Now for a random document to find their workplace we need to do:
for document in db.friends.find('friend_id': {'$exists' : 'true'}}):
    corporations = []
    for relationship_record in db.friends.find({'type': 'relationship', 'person_name': document['name']}):
        corporations.append(relationship_record['corporation_name'])
print corporations
> ['Northwestern University', 'MegaCorp']

This method will require two queries to the database and multiple indices to ensure speed. If we didn't put the descriptive variable we want in the relationship record (which will be likely) then it would be three queries because we have to make another request to get the company record. This will be the slowest option.

Embedded Lists

Using this method we create a field in the person document called 'corporations' that is a list. We then populate the list with the identifiers for our corporations. We will also do this to our corporation documents but in reverse, adding a field 'employees' that is a list of the people that work there. Given this set up our workflow would be:

for document in db.friends.find('friend_id': {'$exists' : 'true'}}):
    print document['corporations']
> ['Northwestern University', 'MegaCorp']

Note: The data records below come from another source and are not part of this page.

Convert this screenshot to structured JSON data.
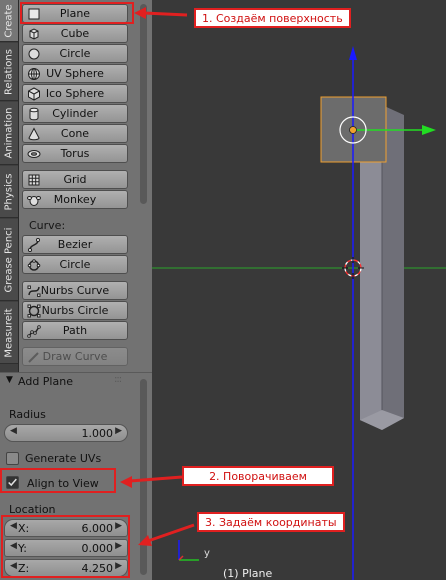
{
  "tabs": [
    "Create",
    "Relations",
    "Animation",
    "Physics",
    "Grease Penci",
    "Measureit"
  ],
  "create": {
    "mesh_buttons": [
      {
        "label": "Plane",
        "icon": "plane-icon"
      },
      {
        "label": "Cube",
        "icon": "cube-icon"
      },
      {
        "label": "Circle",
        "icon": "circle-icon"
      },
      {
        "label": "UV Sphere",
        "icon": "uv-sphere-icon"
      },
      {
        "label": "Ico Sphere",
        "icon": "ico-sphere-icon"
      },
      {
        "label": "Cylinder",
        "icon": "cylinder-icon"
      },
      {
        "label": "Cone",
        "icon": "cone-icon"
      },
      {
        "label": "Torus",
        "icon": "torus-icon"
      }
    ],
    "misc_buttons": [
      {
        "label": "Grid",
        "icon": "grid-icon"
      },
      {
        "label": "Monkey",
        "icon": "monkey-icon"
      }
    ],
    "curve_label": "Curve:",
    "curve_buttons": [
      {
        "label": "Bezier",
        "icon": "bezier-icon"
      },
      {
        "label": "Circle",
        "icon": "curve-circle-icon"
      }
    ],
    "nurbs_buttons": [
      {
        "label": "Nurbs Curve",
        "icon": "nurbs-curve-icon"
      },
      {
        "label": "Nurbs Circle",
        "icon": "nurbs-circle-icon"
      },
      {
        "label": "Path",
        "icon": "path-icon"
      }
    ],
    "draw_curve_label": "Draw Curve"
  },
  "add_plane": {
    "title": "Add Plane",
    "radius_label": "Radius",
    "radius_value": "1.000",
    "generate_uvs_label": "Generate UVs",
    "generate_uvs": false,
    "align_to_view_label": "Align to View",
    "align_to_view": true,
    "location_label": "Location",
    "location": [
      {
        "axis": "X:",
        "value": "6.000"
      },
      {
        "axis": "Y:",
        "value": "0.000"
      },
      {
        "axis": "Z:",
        "value": "4.250"
      }
    ]
  },
  "viewport": {
    "object_label": "(1) Plane",
    "axis_label": "y"
  },
  "annotations": [
    "1. Создаём поверхность",
    "2. Поворачиваем",
    "3. Задаём координаты"
  ],
  "colors": {
    "annotation": "#e02020",
    "selection": "#f0a030",
    "x_axis": "#22dd22",
    "z_axis": "#1a1aff"
  }
}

In this set up, we only need one query. If we didn't store the name of the corporation but instead the ObjectId we would have to query twice, once to get people and a second time to get corporations. In any case, it would still be faster than the relationship mapping method.

Embedded Documents

This method is an alternative take on embedded lists. The only difference is, instead of storing a value to identify the associated company with we have the entire company document in the person document. This means that there is no need to have company records at all. However, that means that the company information will be replicated separately in each one of the person documents (remember how I told you to not worry about disk space? This is the time).

Choosing between them

The Embedded Documents method can be a boon to speed or it can be a real pain and it really comes down to our usage. For something like our address book, it makes more sense to use embedded lists. That is because if we need to change a corporation (or person record) all we have is a pointer stored to it so there's no need to change it in more than one place. If we use the embedded documents method, this would be a real pain. Say for example that we added the address to a corporation, we would have to go through every person, see if they have that corporation listed, and change the address. It's a time waste and overly redundant.

However, on this blog I have each post as a document and any comments on that post are embedded into that post document. This makes sense, because whenever I want to load a blog post I also want the associated comments. This makes it so that all the information I need is in one query. Even better, a comment on one post doesn't apply to another so there isn't any real duplication.

As a quick rule, I would say that the method that you use should be based on a specific use case. If you have unique documents and a one-to-many relationship (like this blog and comments) then the Embedded Documents method makes sense. If you have non-unique documents and relationships or many-to-many relationships then the Embedded Lists method will work better. I honestly can't think of a situation where you would want to map the relationships in a SQL-like manner, but I reserve the right to be proven wrong.

...and with that, good luck and happy Mongo'ing!